As before shown, the soft palate is constantly being used more or less, and when it and the tongue unite in action so as to cut off the mouth cavity, or, more strictly, the anterior portion of it, from the nasal chambers, a very pronounced modification in the tone results, and, of necessity, such actual escape of breath as occurs takes place through the nose. In reality, there is a special modification of the shape of the resonance-chambers for every tone produced, and especially when the color or quality is changed, as well as the pitch. There is, therefore, not only "forward" and "backward" but also middle production, though, in reality, these terms at best but imperfectly describe, even for practical purposes, what happens.

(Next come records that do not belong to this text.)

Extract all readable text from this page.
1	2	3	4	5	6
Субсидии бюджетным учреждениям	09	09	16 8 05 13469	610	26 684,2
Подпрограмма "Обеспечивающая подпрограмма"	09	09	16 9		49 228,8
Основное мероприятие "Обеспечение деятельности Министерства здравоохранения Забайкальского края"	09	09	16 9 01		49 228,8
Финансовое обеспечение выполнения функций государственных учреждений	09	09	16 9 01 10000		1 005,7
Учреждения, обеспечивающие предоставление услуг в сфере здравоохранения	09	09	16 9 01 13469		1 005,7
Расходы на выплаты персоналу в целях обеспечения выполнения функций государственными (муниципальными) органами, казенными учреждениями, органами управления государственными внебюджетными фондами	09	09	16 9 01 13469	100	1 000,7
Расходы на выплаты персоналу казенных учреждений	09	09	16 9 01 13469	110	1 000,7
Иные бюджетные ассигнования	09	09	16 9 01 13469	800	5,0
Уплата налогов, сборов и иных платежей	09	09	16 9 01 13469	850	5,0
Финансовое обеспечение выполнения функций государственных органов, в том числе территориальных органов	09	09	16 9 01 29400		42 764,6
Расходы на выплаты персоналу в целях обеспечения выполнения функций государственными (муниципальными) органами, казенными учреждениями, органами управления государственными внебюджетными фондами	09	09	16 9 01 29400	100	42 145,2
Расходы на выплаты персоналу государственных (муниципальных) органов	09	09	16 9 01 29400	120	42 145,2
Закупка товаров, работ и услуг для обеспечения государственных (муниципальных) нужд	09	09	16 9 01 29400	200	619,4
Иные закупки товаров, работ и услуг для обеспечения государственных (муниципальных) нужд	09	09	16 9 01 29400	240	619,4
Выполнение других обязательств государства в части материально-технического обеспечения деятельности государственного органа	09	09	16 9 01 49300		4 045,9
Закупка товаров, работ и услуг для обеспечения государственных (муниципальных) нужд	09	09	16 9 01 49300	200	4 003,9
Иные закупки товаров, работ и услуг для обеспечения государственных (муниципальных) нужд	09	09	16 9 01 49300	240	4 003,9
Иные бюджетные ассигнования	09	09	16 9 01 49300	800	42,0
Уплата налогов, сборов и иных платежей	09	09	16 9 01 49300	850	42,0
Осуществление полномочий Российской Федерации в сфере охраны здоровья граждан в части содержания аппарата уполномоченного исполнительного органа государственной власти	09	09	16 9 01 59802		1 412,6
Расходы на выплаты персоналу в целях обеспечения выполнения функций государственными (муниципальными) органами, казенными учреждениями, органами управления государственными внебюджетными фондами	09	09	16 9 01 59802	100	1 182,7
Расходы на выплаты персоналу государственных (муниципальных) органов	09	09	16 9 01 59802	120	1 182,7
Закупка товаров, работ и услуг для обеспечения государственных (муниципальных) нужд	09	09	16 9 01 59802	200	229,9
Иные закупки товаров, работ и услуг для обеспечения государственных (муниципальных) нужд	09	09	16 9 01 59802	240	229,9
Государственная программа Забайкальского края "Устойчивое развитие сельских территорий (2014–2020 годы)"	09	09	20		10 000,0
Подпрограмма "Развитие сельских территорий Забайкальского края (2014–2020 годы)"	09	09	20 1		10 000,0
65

It is to be feared that with some teachers of both singing and speaking "forward production" has become a sort of panacea for all vocal ills; but it is not, and just the reverse teaching is required in certain cases. If a voice be brilliant, yet hard, it will be improved by a more backward production, judiciously employed, and in this way the French language is often to be recommended to such singers, as it favors this backward production, with such use of the nasal resonance as mellows the tones. The tenor who has not learned the use of the nasal resonance, to give richness to the tones of his middle and upper range, has missed a valuable principle. On the other hand, for voices that are too soft, lack brightness, and fail in carrying-power, a more forward production will often improve the quality of the voice greatly. But a little consideration must convince the student that if he is to be master of his voice-production throughout, if he is to produce tones of every shade of quality, he must be able to shift that voice about in every quarter as occasion demands; in other words, all the changes possible in the resonance-chambers must be at his command. Such is the case in the very greatest singers of both sexes; and, of course, this applies equally, if not still more, to speakers.
When the voice-producer has learned to intonate surely, when the voice is "placed," and the secrets of the registers are known to him, he will do well to experiment a little, cautiously, with his own resonance-chambers, so as to widen his practical knowledge of the principles underlying the modification of tones. Why should the student of the voice remain a mere imitator, when the one who works in any other direction is, or should be, encouraged to be an original investigator? The inability of students to judge of either the grounds for or the value of the exercises and methods recommended to them by their teachers seems to the author to indicate a regrettable state of things, which teachers of every form of vocal culture should endeavor to remedy. Some teachers do not use the terms "backward" and "forward," but "darkening" and "brightening" the voice; and, of course, the result of a certain use of the tongue and soft palate is to darken or veil the quality of the voice. But the attentive reader will scarcely mistake the author's meaning in the above and other references to this subject.
It is scarcely necessary to point out that in what has been said no encouragement is intended to be given to the nasal twang, or any thing resembling it—and it is easy to so use the nasal resonance that it becomes a defect; but the value of a judicious use of the nose in singing and speaking is, we are convinced, not as well known in vocal teaching as it deserves to be.